If I have a group of options in dealing with Turkey and Greece, or dealing with the Zairian problem, or dealing with the Middle East, or dealing with the SALT negotiations with the Soviet Union, or how to reopen relationships with Vietnam or Cuba or the People's Republic of China, I feel much more secure as President if I let the American people know what my thoughts are and let them know the facts about these international and very sensitive discussions. Because to the extent that the American people debate these issues, and to the extent that I can learn from the debate, I feel more sure that I will make the right decision. And when I do express an opinion or take a position with foreign leaders, I want to be sure that my position accurately represents what the American people are and what the American people want me to do.

So, we are trying to make some changes. We've made a lot of mistakes. We're going to make some more. But I hope that to the extent that you can, you'll stay involved in what we do, monitor the decisions that I make, and feel that you're part of the Government, just as I am.

I wouldn't be at all surprised if someone in this group, or some of those that are in this organization that are left 'behind, would be in Government in the future, perhaps President of the United States.

I never thought about being President when I was your ,age. All I wanted to do was to 'be sure I went to college and to get off the farm for a while. But the way things have worked out, with the help of Midge Costanza and others, I have been successful in reaching this very important position.

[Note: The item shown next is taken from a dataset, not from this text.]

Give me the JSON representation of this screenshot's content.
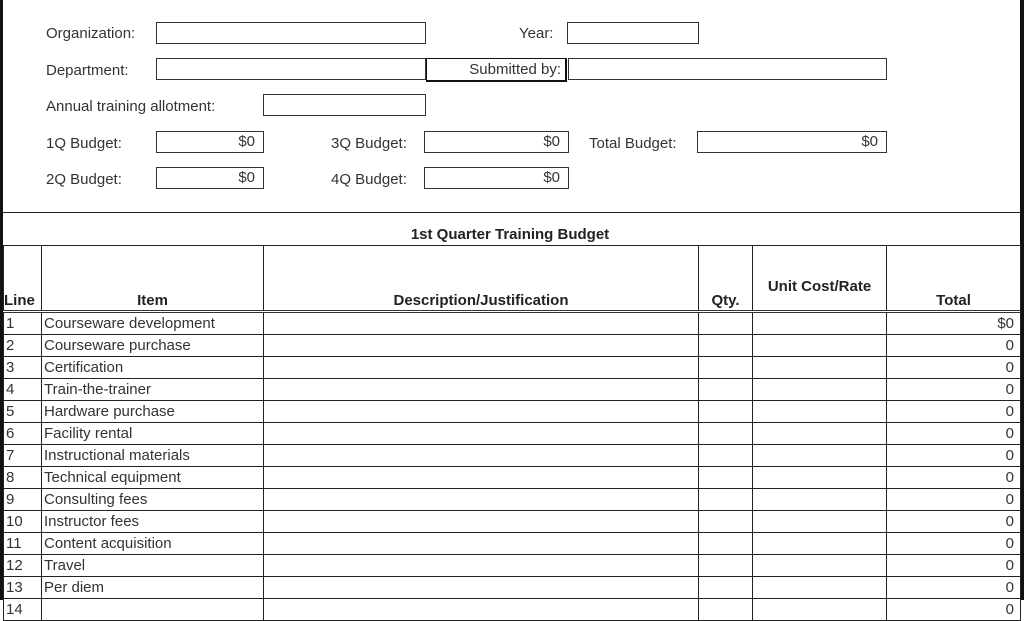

I don't look on it as something that separates me from you. I don't look on it as something that makes me better than anyone else. I hope that I can always serve you as President during this term of office in a way that would make you proud. I want you to stay close to me, let me have your suggestions, your support, your advice, your counsel, and your criticisms when you think I do the wrong thing.

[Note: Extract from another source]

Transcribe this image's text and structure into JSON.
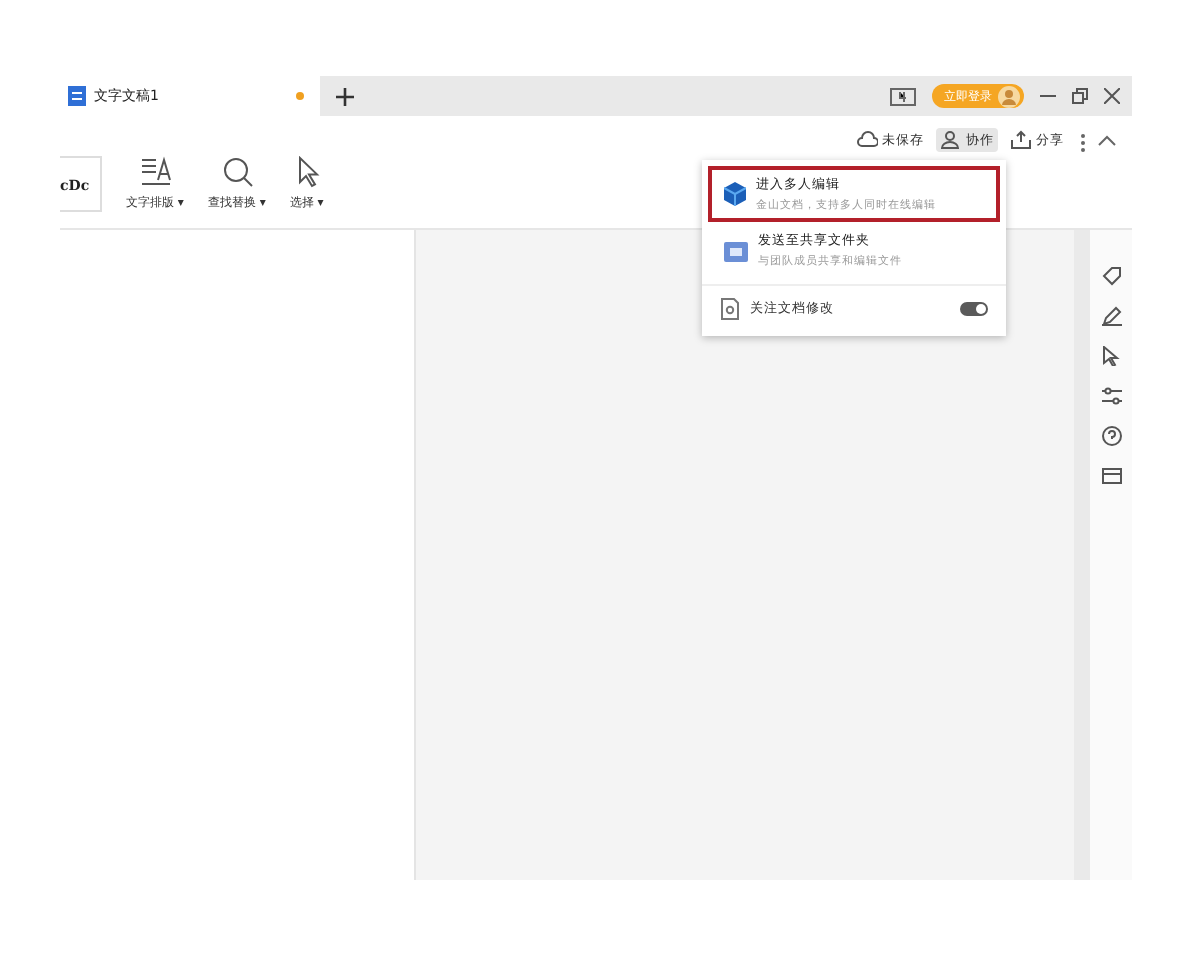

But feel free always to try to shape the decisions that are made in Government, because it belongs to you as much as it does to me.

Thank you very much.

Note: The President spoke at 4:30 p.m. in the Rose Garden at the White House. The CLOSE-UP program, which was established as a memorial to Senator Allen Ellender of Louisiana, brings high school students and their teachers from cities around the country to spend a week in Washington where they attend seminars with administration officials and Members of Congress.